Opinions exprimées par Entrepreneur les contributeurs sont les leurs.


Avant la mort de George Floyd, j'avais prévu d'envoyer un e-mail à ma liste à propos d'un quiz que j'avais organisé sur des emplacements d'ascenseur. Mon plan, avant que l'atrocité ne se produise, était d'envoyer le courriel le lundi 1er juinst.

Mais le dimanche 31 maist, il y a eu des manifestations dans tout le pays. Et dans mon quartier du comté de Los Angeles, il y avait des manifestations, de la violence et des hélicoptères survolant 24 heures sur 24. Il était clair que l'envoi d'un quiz ne serait pas tombé dans l'oreille d'un sourd; cela aurait été de très mauvais goût.

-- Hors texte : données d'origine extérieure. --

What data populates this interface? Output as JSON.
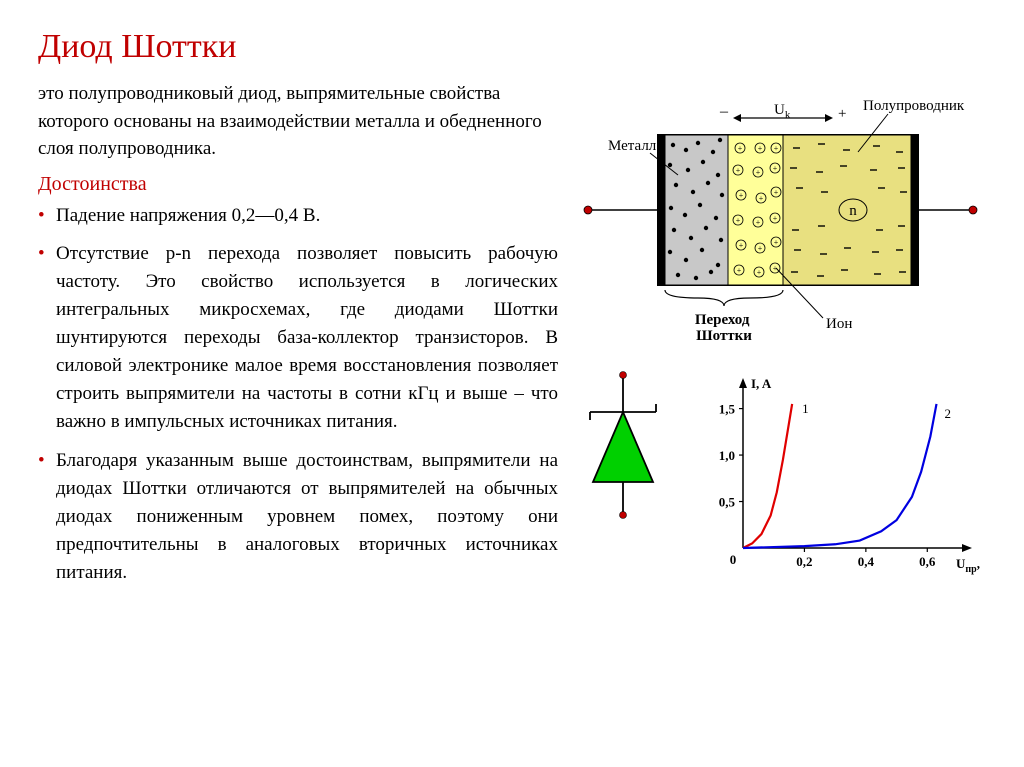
{
  "title": "Диод Шоттки",
  "intro": "это полупроводниковый диод, выпрямительные свойства которого основаны на взаимодействии металла и обедненного слоя полупроводника.",
  "advantages_heading": "Достоинства",
  "bullets": [
    "Падение напряжения  0,2—0,4 В.",
    "Отсутствие p-n перехода позволяет повысить рабочую частоту. Это свойство используется в логических интегральных микросхемах, где диодами Шоттки шунтируются переходы база-коллектор транзисторов. В силовой электронике малое время восстановления позволяет строить выпрямители на частоты в сотни кГц и выше – что важно в импульсных источниках питания.",
    "Благодаря указанным выше достоинствам, выпрямители на диодах Шоттки отличаются от выпрямителей на обычных диодах пониженным уровнем помех, поэтому они предпочтительны в аналоговых вторичных источниках питания."
  ],
  "structure": {
    "label_metal": "Металл",
    "label_semiconductor": "Полупроводник",
    "label_uk": "U",
    "label_uk_sub": "k",
    "label_junction": "Переход Шоттки",
    "label_ion": "Ион",
    "label_n": "n",
    "sign_minus": "–",
    "sign_plus": "+",
    "colors": {
      "metal_fill": "#c8c8c8",
      "depletion_fill": "#ffff99",
      "semicond_fill": "#e8e080",
      "border": "#000000",
      "terminal": "#c00000"
    }
  },
  "symbol": {
    "fill": "#00d000",
    "stroke": "#000000"
  },
  "chart": {
    "type": "line",
    "title": "",
    "y_label": "I, A",
    "x_label": "U",
    "x_label_sub": "пр",
    "x_unit": ", B",
    "yticks": [
      "0",
      "0,5",
      "1,0",
      "1,5"
    ],
    "xticks": [
      "0",
      "0,2",
      "0,4",
      "0,6"
    ],
    "series": [
      {
        "name": "1",
        "color": "#e00000",
        "points": [
          [
            0,
            0
          ],
          [
            0.03,
            0.05
          ],
          [
            0.06,
            0.15
          ],
          [
            0.09,
            0.35
          ],
          [
            0.11,
            0.6
          ],
          [
            0.13,
            0.95
          ],
          [
            0.15,
            1.35
          ],
          [
            0.16,
            1.55
          ]
        ]
      },
      {
        "name": "2",
        "color": "#0000e0",
        "points": [
          [
            0,
            0
          ],
          [
            0.1,
            0.01
          ],
          [
            0.2,
            0.02
          ],
          [
            0.3,
            0.04
          ],
          [
            0.38,
            0.08
          ],
          [
            0.45,
            0.18
          ],
          [
            0.5,
            0.3
          ],
          [
            0.55,
            0.55
          ],
          [
            0.58,
            0.82
          ],
          [
            0.61,
            1.2
          ],
          [
            0.63,
            1.55
          ]
        ]
      }
    ],
    "xlim": [
      0,
      0.7
    ],
    "ylim": [
      0,
      1.7
    ],
    "axis_color": "#000000",
    "line_width": 2.2,
    "background": "#ffffff"
  }
}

Beaucoup d’entre nous ont du mal à répondre à des événements comme ce qui est arrivé à M. Floyd, surtout si nous sommes blancs et n’avons pas été soumis aux préjugés auxquels sont confrontés les personnes de couleur dans ce pays. Nous avons peur de dire la mauvaise chose ou de prendre la mauvaise mesure.

Ce problème devient plus prononcé pour ceux qui sont en affaires pour eux-mêmes, car il ne semble pas approprié de se promouvoir dans un climat aussi chargé.

Qu'est-ce que les entrepreneurs sont censés dire en fin de compte, surtout si nous pensons que nous n'appartenons pas à la conversation?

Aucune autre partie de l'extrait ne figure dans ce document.